Rule-Breakers (2015) argues that Irish public life has historically been shaped by a persistent tension between formal rules and informal relationships, a pattern Hourigan traces to Ireland's colonial history and the retreat of Irish communities into family- and kinship-based networks during that period. Reviewing the book in The Irish Times, Colin Murphy described it as tracing "the recurrent conflict between rules and relationships" in Irish society and its role in fostering corruption and "groupthink" among Irish elites, including in the lead-up to the 2008 Irish financial crisis, and wrote that the book allowed readers "to root this corruption in a wider cultural malaise, without excusing those responsible".

===Selected bibliography===
- Hourigan, Niamh (2001). A Comparison of the Campaigns for Raidió na Gaeltachta and Teilifís na Gaeilge. Irish Sociological Research Monographs.
- Hourigan, Niamh (2003/2004). Escaping the Global Village: Media, Language and Protest. Lanham, Maryland: Lexington Books. ISBN 978-0-7391-0927-4.
- Connolly, Linda; Hourigan, Niamh, eds. (2006). Social Movements and Ireland. Manchester: Manchester University Press.
- Cormack, Mike; Hourigan, Niamh, eds. (2007).

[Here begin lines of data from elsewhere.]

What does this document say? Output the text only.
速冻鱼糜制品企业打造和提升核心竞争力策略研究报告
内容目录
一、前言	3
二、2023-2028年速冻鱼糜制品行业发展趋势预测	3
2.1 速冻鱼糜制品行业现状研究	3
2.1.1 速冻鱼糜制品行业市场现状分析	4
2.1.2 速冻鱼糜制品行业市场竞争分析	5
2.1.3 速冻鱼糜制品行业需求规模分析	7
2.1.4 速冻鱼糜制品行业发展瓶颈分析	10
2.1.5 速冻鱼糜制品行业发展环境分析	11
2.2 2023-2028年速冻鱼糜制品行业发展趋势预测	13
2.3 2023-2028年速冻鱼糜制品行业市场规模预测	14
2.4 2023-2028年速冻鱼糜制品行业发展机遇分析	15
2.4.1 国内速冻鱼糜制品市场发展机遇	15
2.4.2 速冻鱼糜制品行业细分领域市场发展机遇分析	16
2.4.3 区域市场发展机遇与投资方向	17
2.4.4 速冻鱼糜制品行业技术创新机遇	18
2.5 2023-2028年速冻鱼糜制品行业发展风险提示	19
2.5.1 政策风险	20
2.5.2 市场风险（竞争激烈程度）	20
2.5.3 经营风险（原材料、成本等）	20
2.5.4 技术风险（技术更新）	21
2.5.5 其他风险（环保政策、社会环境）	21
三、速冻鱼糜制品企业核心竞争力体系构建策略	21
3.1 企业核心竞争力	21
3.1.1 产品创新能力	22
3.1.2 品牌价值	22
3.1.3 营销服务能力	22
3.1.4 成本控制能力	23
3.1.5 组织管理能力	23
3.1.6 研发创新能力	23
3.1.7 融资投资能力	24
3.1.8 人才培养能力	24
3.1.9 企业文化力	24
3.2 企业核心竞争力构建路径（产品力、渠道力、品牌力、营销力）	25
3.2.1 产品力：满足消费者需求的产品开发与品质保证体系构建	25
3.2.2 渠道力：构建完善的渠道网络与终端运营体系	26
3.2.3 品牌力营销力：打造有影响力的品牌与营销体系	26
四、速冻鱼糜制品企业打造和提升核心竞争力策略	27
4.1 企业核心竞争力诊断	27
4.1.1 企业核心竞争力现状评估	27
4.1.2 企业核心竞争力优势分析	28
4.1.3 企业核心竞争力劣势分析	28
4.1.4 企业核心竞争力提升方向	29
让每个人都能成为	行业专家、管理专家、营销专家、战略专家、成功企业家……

Minority Language Media: Concepts, Critiques and Case Studies. Clevedon: Multilingual Matters. ISBN 978-1-85359-963-7.
- Campbell, Maria; Hourigan, Niamh (2010). The TEACH Report: Traveller Education and Adults – Crisis, Challenge and Change.
- Hourigan, Niamh, ed. (2011). Understanding Limerick: Social Exclusion and Change. Cork: Cork University Press.
- Hourigan, Niamh (2015). Rule-Breakers: Why 'Being There' Trumps 'Being Fair' in Ireland. Dublin: Gill & Macmillan. ISBN 978-0-7171-6620-6.

==Political career==
===2024 European Parliament election===
In February 2024, Niamh Hourigan was selected as the Labour Party candidate for Ireland South at a selection convention in the Metropole Hotel, Cork. She was Labour's second European election candidate after Aodhán Ó Ríordáin in Dublin. Labour leader Ivana Bacik said Hourigan had "a long and proud track record of standing up for social and economic equality", while Hourigan said she intended to be "the Labour voice in Europe" and would join the Progressive Alliance of Socialists and Democrats if elected. She also said she would resign her position at Mary Immaculate College if elected.

Her campaign priorities were a "Just Transition" to a greener economy, a European affordable housing plan, and protecting Irish neutrality. In March, she said that after 25 years researching Irish political culture, "rather than standing on the sidelines shouting at people, it's time to get into the arena". She called for the Common Agricultural Policy to be streamlined, arguing that excessive bureaucracy was harming small and medium-sized farmers without requiring weaker climate measures. She launched her campaign in Limerick on 9 April, alongside former Education Minister Jan O'Sullivan and former Labour leader Alan Kelly. Both stressed the need for Mid-West representation in Ireland South and for Irish representation in the Progressive Alliance of Socialists and Democrats.

In May, Hourigan opposed proposed changes to Ireland's "triple lock", describing them as a move towards "Irish neutrality in name only", and called for an "immediate freeze" on the plans. She also called for an EU-wide ceasefire in the Gaza war.

At the election on 7 June, Hourigan received 21,272 first-preference votes, approximately 3% of the valid poll. She was eliminated and not elected; the five seats were won by Seán Kelly, Billy Kelleher, independent Michael McNamara, Cynthia Ní Mhurchú, and Kathleen Funchion.

==Personal life==
Hourigan is married to Seamus, who is from Nenagh, County Tipperary, and the couple have two children. As of 2024 she lived in Limerick city.